Friday, February 16, 2007

Orchestral Ecstasy, Concertgebuow, Barbican Hall

















The Concertgebouw Orchestra of Amsterdam under its conductor Mariss Jansons spent the weekend giving a Saturday evening of symphonies -Schubert 5, Bruckner 1 - and a Sunday afternoon of mainly French music (February 10 and 11). The evening concert was well played but nothing special, the Schubert over-accented (as if it were Beethoven) and the Bruckner lacking in the warmness of heart it needs if it is not to appear one of the composer's least impressive works. But the Sunday afternoon was something else, one of the best orchestral concerts I have had the luck to hear in a quarter-of-a-century. This was a concert to remember,, music-making of a brilliant, mind-blowing and heart-warming nature, to cherish with memories of the great conductors of the last sixty years that I have reviewed, to be put beside Bernstein, Stokowski, Furtwangler, Walter and Beecham, particularly Beecham because of the warmth, the instinctive feeling for the way the music should sound, for inducing a wonderful orchestra to play its best and reveal the very soul of the composers. Excuse the personal, but I had the feeling, of ecstasy nearly a dozen times.

What is that feeling? Something like an orgasm but an orgasm of the senses, not a sexual one, a feeling of self-transcendence that makes the body shudder and tingle, "Rarely, rarely cometh thou. spirit of delight" says Shelley. Well,, it cane on Sunday afternoon. In spades. First, the Roman Carnival Overture of Berlioz. The big climaxes were power driven but there were delicacies too, the rustle of those tiny cymbals round the edge of the tambourine as well as the brazen clash of the big cymbals. Oh. those trombones of the Concertgebouw, what a noble sound the trio of players make !'

The second item was La Mer of Debussy, begun in the Burgundian Hills and the orchestration, finish in the Grand Hotel in Eastbourne. The horns were magnificent, horns of elf land but also of heavenly pomp. The first flute of this Dutch band, would you believe it, comes from Wales, Emily Beynon, a player and a musician of rare calibre. The oboes were fine too, the bassoons the very best you could imagine. The first trumpet shone like the sun on the ocean, the harps like the glitter of spume. The divided cellos in the first movement sang like angels. And throughout the afternoon the little man from Latvia, Mariss Jansons controlled, but never bossed, he cajoled his men and women to play like possessed creatures. The end of Debussy's seascapes came with vast waves of sound surrounding that monumental last theme.
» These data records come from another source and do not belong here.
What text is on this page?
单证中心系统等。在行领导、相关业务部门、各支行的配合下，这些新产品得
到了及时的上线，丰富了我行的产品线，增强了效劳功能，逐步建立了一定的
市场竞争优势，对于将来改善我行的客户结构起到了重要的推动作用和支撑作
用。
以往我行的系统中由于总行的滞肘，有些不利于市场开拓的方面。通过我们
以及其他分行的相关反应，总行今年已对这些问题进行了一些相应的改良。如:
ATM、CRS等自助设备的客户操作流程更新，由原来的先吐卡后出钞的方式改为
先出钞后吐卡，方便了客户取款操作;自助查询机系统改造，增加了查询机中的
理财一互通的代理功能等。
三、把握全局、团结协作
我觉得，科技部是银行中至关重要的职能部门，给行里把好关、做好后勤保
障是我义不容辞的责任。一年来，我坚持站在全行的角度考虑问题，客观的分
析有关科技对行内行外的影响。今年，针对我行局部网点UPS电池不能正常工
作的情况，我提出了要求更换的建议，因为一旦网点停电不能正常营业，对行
After the interval the orchestra slimmed down to a handful of players for Folk-Songs of Berio, songs from America, France, Armenia, Italy, Sardinia, the Auvergne and Azerbaijan. Clever, touching arrangements, some deep, some piquant, some with the gift to be simple. The singer was the conductor's fellow Rigan Elina Garanca, mezzo-soprano, tall, blond, elegant, powerful voice, but capable of subtlety. This was a connoisseur’s treat.

Some have tried to see pending disaster, civilisation's decline and general doom in Ravel's La Valse. It is more likely nothing of the sort. The composer just wanted to write a waltz and he did so, a waltz to end all waltzes, an enticing, seductive, glamorous, swaying waltz, the very apotheosis of the waltz, superbly orchestrated, a WOW of a waltz. Jansons and the Concertgebouw gave it everything they had which was plenty, nobody in the audience was underwhelmed.

The Ravel over, there was a mighty ovation broken by Jansons picking up his baton and launching into...surprise, surprise, the intermezzo from Cavalleria Rusticana, primal Italian passion, wild applause, some reached for their coats, many others stood and cheered. Jansons looked pleased but not valedictory. He picked up his baton and gave us another surprise; Hungarian this time, not Turkey (thank goodness) but a march, Berlioz’s grand razzmatazz which he spatchcocked into The Damnation of Faust. This again reminded me of Beecham, it was a favourite lollipop of his; both Jansons and Beecham treated it with panache and bravura, a brilliant and spine-tingling finish to a truly memorable concert.